Did Pythagoras Code Software?

by David Scott on January 21, 2013

Years ago, a man named Pythagoras discovered some amazing things about proving the congruency of triangles.  Obviously there were no good ball games on, so he set out to prove that two triangles were of equal size and shape.  Interesting theory, especially since laying them on top of each other might not work.  The end result is a formula that even I can use: a2 + b2 = c2 where if the triangle had a right angle (90°) and you made a square on each of the three sides, then the biggest square had the exact same area as the other two squares put together!  That is the Pythagorean theory.  My question is, once he was done with triangles, did he become a developer?

Thanks to Mrs. Boxwell’s Geometry class, I learned more than I needed to know about congruent triangles.  To this day, I always remember her little saying that you could prove congruent triangles using SAS (side-angle-side), or SSS (side-side-side), or AAS (angle-angle-side), but you could never use angle-side-side because there was no *SS in geometry.  How prophetic, especially since I have not used that ….well,  EVER!

My point is, I loved math, but basic math.  At some point, it just plain got too complex for me.  Somewhere I think these guys all turned into developers because the same thing happens with every application I seem to touch.  When simple is a fairly common denominator for the majority of the population, complex is where we tend to drive it.  Sooner or later, “too complex” means “bye bye”.  ERP has fought this label for years.  Now those of us in the ERP world can postulate for hours about the trade-off of collecting data and “single source of the truth”, and then spend equal time describing how easy it is to use.

Even Facebook is now joining the ranks of the Pythagorean development team.  The latest developments have pushed beyond my desire to comprehend.  When I first started with Facebook, it was fairly simple.  I like you and you like me.  The wow factor came from finding people I had not heard from in years.  From there, we share stuff.  I pontificate on the wisdom of life and share that with my friends – people who like me.  As I got savvy, I added pictures.  Well, it did not take long for permissions, and lists and groups, and more to add an infinite level of complexity.  Now we have “algorithms” being applied.  Why can’t I just tell my friends I voted?  Now I have to make sure they are on the right list, or being properly promoted?

We need a new theory that measures the point where something gets too complex and we just walk away.  It happens all the time, yet we don’t know what to call it.  Seriously, DVR?  Oh sure, I can record and play.  The remote control?  On and off, volume, and channel – they all work but please help me with the rest.  Home security from my smartphone?  Are you serious?  I can barely unlock the code from the kitchen.

For me, Facebook is teetering on the verge.  I just mastered sharing pictures of the kids with my mother.  Please don’t push me any further.  Don’t make me reset my permissions, and don’t add things without telling me.  Or worse yet, tell me knowing I have no idea what you are talking about, therefore I leave it alone which is exactly what you wanted.  And who translated me into a timeline?  Did I do that?

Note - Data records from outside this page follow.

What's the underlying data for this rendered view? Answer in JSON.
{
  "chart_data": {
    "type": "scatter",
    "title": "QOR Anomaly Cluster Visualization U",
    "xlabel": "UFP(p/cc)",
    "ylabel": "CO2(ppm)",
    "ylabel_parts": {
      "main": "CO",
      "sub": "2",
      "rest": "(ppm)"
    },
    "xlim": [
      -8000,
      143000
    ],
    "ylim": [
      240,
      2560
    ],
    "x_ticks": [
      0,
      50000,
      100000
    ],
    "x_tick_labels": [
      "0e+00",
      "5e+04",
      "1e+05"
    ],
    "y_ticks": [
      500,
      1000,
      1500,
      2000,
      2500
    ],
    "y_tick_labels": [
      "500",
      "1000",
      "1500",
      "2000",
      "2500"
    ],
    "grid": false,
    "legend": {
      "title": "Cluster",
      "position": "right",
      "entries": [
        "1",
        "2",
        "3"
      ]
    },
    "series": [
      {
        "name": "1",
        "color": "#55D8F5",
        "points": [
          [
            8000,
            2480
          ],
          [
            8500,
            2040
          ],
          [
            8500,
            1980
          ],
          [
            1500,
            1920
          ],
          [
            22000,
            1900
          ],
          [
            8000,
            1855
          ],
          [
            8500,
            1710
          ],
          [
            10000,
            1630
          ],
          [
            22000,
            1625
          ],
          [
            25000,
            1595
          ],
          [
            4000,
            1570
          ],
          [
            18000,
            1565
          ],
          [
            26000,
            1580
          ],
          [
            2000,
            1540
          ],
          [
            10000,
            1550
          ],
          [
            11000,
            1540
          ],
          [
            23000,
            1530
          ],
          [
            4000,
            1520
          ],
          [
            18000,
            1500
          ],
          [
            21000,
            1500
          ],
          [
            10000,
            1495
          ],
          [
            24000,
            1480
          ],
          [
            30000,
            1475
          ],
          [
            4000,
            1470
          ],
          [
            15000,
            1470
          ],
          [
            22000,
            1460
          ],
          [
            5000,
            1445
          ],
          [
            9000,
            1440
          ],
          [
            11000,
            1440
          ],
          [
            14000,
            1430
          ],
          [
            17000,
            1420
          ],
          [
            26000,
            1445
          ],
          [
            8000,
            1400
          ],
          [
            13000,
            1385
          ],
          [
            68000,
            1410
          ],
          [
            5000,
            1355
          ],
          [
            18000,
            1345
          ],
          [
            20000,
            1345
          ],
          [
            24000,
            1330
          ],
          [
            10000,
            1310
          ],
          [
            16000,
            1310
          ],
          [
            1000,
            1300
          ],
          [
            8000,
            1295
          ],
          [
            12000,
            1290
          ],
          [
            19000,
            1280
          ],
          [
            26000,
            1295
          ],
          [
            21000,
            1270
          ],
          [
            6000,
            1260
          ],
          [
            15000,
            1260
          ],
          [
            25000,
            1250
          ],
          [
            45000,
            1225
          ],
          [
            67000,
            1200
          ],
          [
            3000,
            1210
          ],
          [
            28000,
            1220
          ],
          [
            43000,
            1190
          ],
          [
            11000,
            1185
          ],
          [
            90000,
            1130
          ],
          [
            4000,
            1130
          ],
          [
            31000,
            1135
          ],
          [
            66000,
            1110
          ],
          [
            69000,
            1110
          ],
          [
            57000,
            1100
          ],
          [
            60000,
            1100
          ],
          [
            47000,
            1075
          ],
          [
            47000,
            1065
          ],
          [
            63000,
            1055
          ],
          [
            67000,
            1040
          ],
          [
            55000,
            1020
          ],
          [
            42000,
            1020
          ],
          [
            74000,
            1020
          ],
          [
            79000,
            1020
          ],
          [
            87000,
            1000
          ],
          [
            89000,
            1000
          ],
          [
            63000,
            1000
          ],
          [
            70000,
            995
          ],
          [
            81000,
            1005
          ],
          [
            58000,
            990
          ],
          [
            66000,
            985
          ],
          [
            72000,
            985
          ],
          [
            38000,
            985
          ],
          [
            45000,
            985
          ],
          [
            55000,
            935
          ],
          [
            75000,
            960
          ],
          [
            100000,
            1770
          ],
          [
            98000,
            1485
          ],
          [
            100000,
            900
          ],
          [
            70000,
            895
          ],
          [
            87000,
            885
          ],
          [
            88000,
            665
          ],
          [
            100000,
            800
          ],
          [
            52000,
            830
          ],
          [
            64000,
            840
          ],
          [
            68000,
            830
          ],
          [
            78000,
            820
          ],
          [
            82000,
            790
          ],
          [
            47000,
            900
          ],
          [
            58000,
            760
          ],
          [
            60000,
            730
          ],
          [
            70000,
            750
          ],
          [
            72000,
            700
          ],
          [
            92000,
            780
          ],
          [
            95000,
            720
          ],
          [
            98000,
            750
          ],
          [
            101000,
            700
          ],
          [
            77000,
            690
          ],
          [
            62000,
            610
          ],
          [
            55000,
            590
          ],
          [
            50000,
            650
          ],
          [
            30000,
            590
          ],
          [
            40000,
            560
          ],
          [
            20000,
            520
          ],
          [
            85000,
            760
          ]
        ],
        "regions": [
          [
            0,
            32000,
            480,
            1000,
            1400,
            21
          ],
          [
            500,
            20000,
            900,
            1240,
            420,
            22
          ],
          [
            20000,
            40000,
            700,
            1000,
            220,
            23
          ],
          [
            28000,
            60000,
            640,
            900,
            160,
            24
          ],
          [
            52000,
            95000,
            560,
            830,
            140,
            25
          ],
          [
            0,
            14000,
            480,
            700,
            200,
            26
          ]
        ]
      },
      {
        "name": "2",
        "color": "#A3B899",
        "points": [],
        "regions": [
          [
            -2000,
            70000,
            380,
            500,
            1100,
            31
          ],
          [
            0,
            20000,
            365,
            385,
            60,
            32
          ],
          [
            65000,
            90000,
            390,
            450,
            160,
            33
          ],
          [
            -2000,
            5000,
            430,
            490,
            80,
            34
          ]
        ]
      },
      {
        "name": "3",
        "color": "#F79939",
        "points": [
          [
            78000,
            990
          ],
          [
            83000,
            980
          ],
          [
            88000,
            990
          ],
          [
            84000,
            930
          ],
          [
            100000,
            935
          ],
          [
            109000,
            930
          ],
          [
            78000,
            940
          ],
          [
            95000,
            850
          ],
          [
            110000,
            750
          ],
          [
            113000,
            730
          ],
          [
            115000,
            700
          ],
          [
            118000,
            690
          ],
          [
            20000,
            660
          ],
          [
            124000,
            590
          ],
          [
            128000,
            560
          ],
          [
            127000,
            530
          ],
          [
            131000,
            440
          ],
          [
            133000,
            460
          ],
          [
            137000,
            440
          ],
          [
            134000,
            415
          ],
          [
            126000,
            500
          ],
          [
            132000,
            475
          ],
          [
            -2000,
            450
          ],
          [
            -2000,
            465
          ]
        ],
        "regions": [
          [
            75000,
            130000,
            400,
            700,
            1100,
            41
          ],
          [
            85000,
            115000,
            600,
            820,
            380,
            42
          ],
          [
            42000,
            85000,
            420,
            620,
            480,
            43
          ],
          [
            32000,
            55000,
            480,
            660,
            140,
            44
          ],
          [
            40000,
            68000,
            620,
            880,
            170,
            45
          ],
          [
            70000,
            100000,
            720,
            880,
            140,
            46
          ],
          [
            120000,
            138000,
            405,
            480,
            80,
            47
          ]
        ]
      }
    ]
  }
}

Turns out that I am not the only one who feels this way.  In a world where technology is supposed to make our lives easier, why do we continue to add features complexity to the point of no return?  In business class in college, I learned about the Peter Principle, which essentially states that over a course of time, everyone in an organization will be promoted beyond their capability.

That’s exactly how I feel about most software these days: eventually, it ‘evolves’ well past the state of being friendly and truly useful to the end user.  All I need now is a name and I’ve got the next software management book. You heard it here first.